Tuesday, July 25, 2017

Where's the Racial Outrage?

It's good, I suppose, that a cop involved in an interracial shooting of an unarmed, innocent victim is receiving support from the press. It's important that in such situations our law enforcement be given the benefit of the doubt until we learn all the details. Our media, however, has not been particularly eager to grant the police that benefit in the past so the current reticence to pillory law enforcement, and the reluctance of organizations like Black Lives Matter to take to the streets calling for more cops to die, may seem a little surprising in the recent case of the shooting of an unarmed woman by police in Minneapolis.

It's surprising, that is, until one learns the details of the case. In Minneapolis the shooter is a black, Muslim police officer, and his victim was an innocent white woman. Given that set of facts the absence of the usual media hysteria and black outrage is totally understandable.

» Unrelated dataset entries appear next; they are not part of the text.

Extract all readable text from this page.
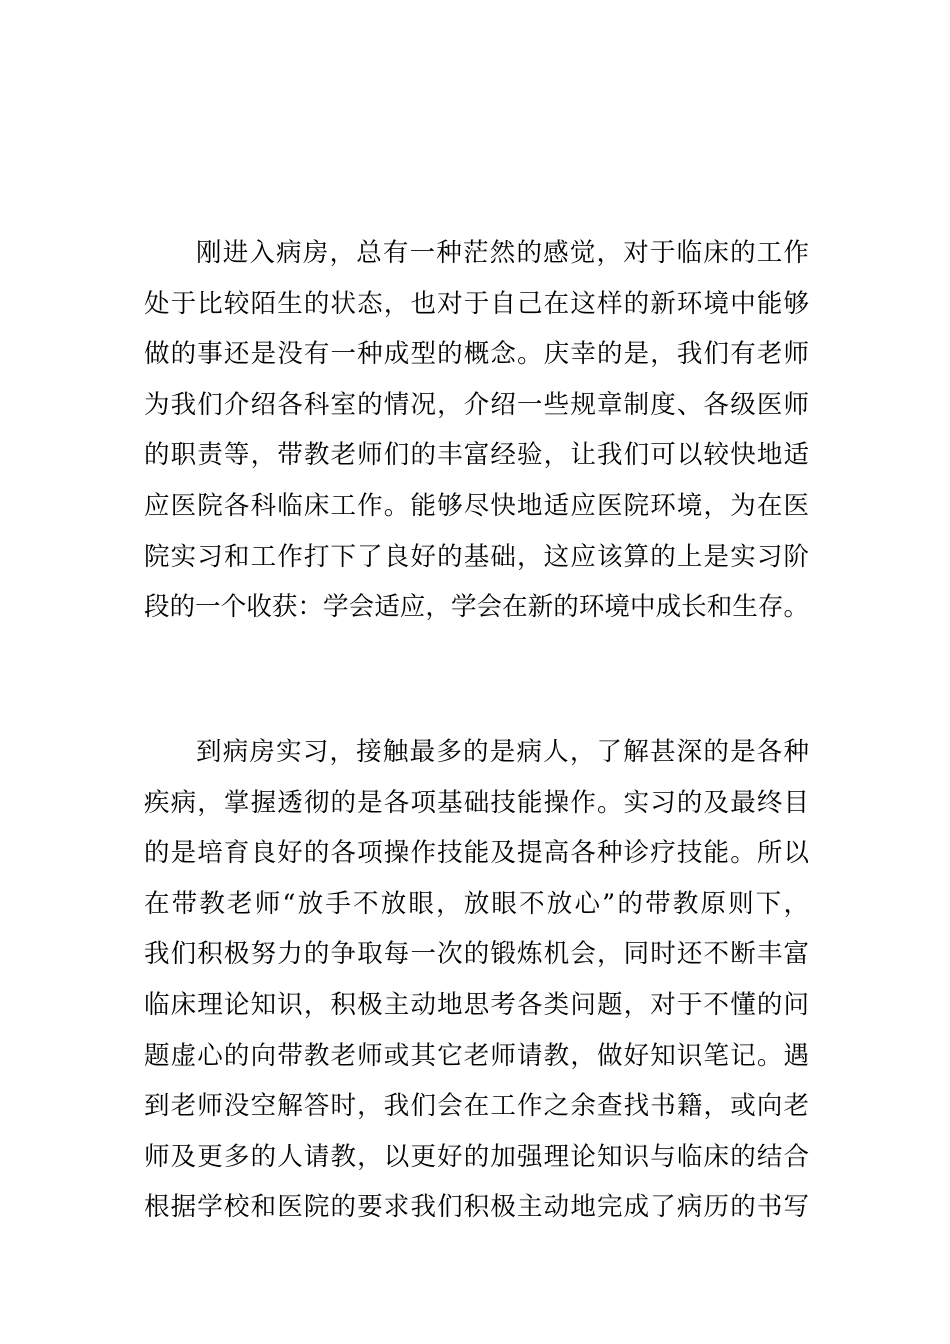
刚进入病房，总有一种茫然的感觉，对于临床的工作
处于比较陌生的状态，也对于自己在这样的新环境中能够
做的事还是没有一种成型的概念。庆幸的是，我们有老师
为我们介绍各科室的情况，介绍一些规章制度、各级医师
的职责等，带教老师们的丰富经验，让我们可以较快地适
应医院各科临床工作。能够尽快地适应医院环境，为在医
院实习和工作打下了良好的基础，这应该算的上是实习阶
段的一个收获：学会适应，学会在新的环境中成长和生存。
到病房实习，接触最多的是病人，了解甚深的是各种
疾病，掌握透彻的是各项基础技能操作。实习的及最终目
的是培育良好的各项操作技能及提高各种诊疗技能。所以
在带教老师“放手不放眼，放眼不放心”的带教原则下，
我们积极努力的争取每一次的锻炼机会，同时还不断丰富
临床理论知识，积极主动地思考各类问题，对于不懂的问
题虚心的向带教老师或其它老师请教，做好知识笔记。遇
到老师没空解答时，我们会在工作之余查找书籍，或向老
师及更多的人请教，以更好的加强理论知识与临床的结合
根据学校和医院的要求我们积极主动地完成了病历的书写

Scott Greer at the Daily Caller wonders why race and religion make a difference when white cops shoot black victims but not when black cops, who also happen to Muslims, shoot white victims:
Last weekend, an Australian woman, Justine Damond, called police to report an alleged assault that was occurring near her home in Minneapolis. But when police arrived on the scene, Damond ended up becoming the victim of an officer’s bullet.

While there are many questions still lingering about the shooting, the initial details of the case have all the ingredients for the media to paint it as another sign of lawless police brutality.

Except, the press has been remarkably reserved in its coverage of the case, there are no activists marching and chanting on the streets of Minneapolis, and Black Lives Matter is seemingly sitting out on this matter.

This is likely due to this shooting having a reversal of roles when it comes to race. Ms. Damond was a white woman, while her shooter, Mohamed Noor, is of Somali Muslim descent.

That probably explains why the emerging narrative from the press and Minneapolis’s leaders is concern that the shooting may prompt a backlash against the Somali community in the city. It’s quite odd to see since there is never a concern from the media that the white community may receive grief any time a Caucasian officer shoots someone over contended circumstances.
So, why is it that the media is eager to crucify white cops who shoot black victims, especially unarmed black victims, but they suddenly take seriously their responsibility as journalists not to be inflammatory when the shooter happens to be a minority?
But here we are seeing multiple outlets run with this narrative of blowback fears. The Washington Post published an article on Tuesday with the headline, “After Minneapolis officer in police shooting is named, Somali community braces for backlash.” The article begins with statements that America is experiencing unprecedented levels of Islamophobia, as well as “racial tension stoked in part by shootings of black people by white police officers.”

Although apparently, we don’t need to worry about tension stoked by shootings of Aussies by Somali police officers.

The Post implies that it was wrong for media outlets to identify the officer due to his background. Reminder: there was never this quibble when it came to other controversial police shootings.

"They fear this will be just another event used to create animosity toward the Somali community,” one Somali Minneapolis leader said of how his community is reacting to the news. Another said that other Somali police officers are now feeling “nervous.”

The WaPo article also expresses a fawning attitude towards Officer Noor and makes sure to highlight how celebrated he was in his community. Additionally, the Post buried the important detail of how the Somali cop has racked up three complaints against him since joining the force in 2015.

The Minneapolis Star Tribune and Reuters ran similar stories to the Post’s that attempted to portray Noor in a positive light.
Did these news organizations write fawning stories about officer Darren Wilson after he shot a threatening thug named Michael Brown? I don't recall any.
In response to the Somali community’s so-far unfounded worries, the mayor of Minneapolis has promised to make its interests are a top priority in the investigation of the shooting of an unarmed white woman. “I stand with our Somali community. We can’t compound the tragedy of Justine Damond’s death by turning to racism,” Mayor Betsy Hodges tweeted out Wednesday.
How much do our politicians worry about racial backlash against the white community when the victim is black and the cop is white? Not so as anyone could tell.
For instance, one of the worst cases of police misconduct in recent memory comes from Louisiana where two black cops shot a white six-year-old several times as his father pleaded for them to stop.

One of the officers involved in the 2015 shooting was sentenced to 40 years behind bars in March. The other cop faces second-degree murder charges.

While an outrageous case, it netted nowhere near the amount of coverage as that of the shooting of Michael Brown and other incidents where the officer was later exonerated.
In fact, I never heard of this case until I read about it in Greer's column, and I'll bet most of you didn't either. It's hard to escape the conclusion that our media newsrooms are populated by people laden with so much "white guilt" that they simply can't bring themselves to treat these tragic episodes fairly and objectively. They're so eager to prove to minorities that they themselves are not racists, they themselves are not evil, that they debase both their profession and themselves by their tendentious and sometimes dishonest reporting.

It's one reason, perhaps, why confidence in the integrity of people in the media, at least on the part of people who pay a modicum of attention, is so abysmal.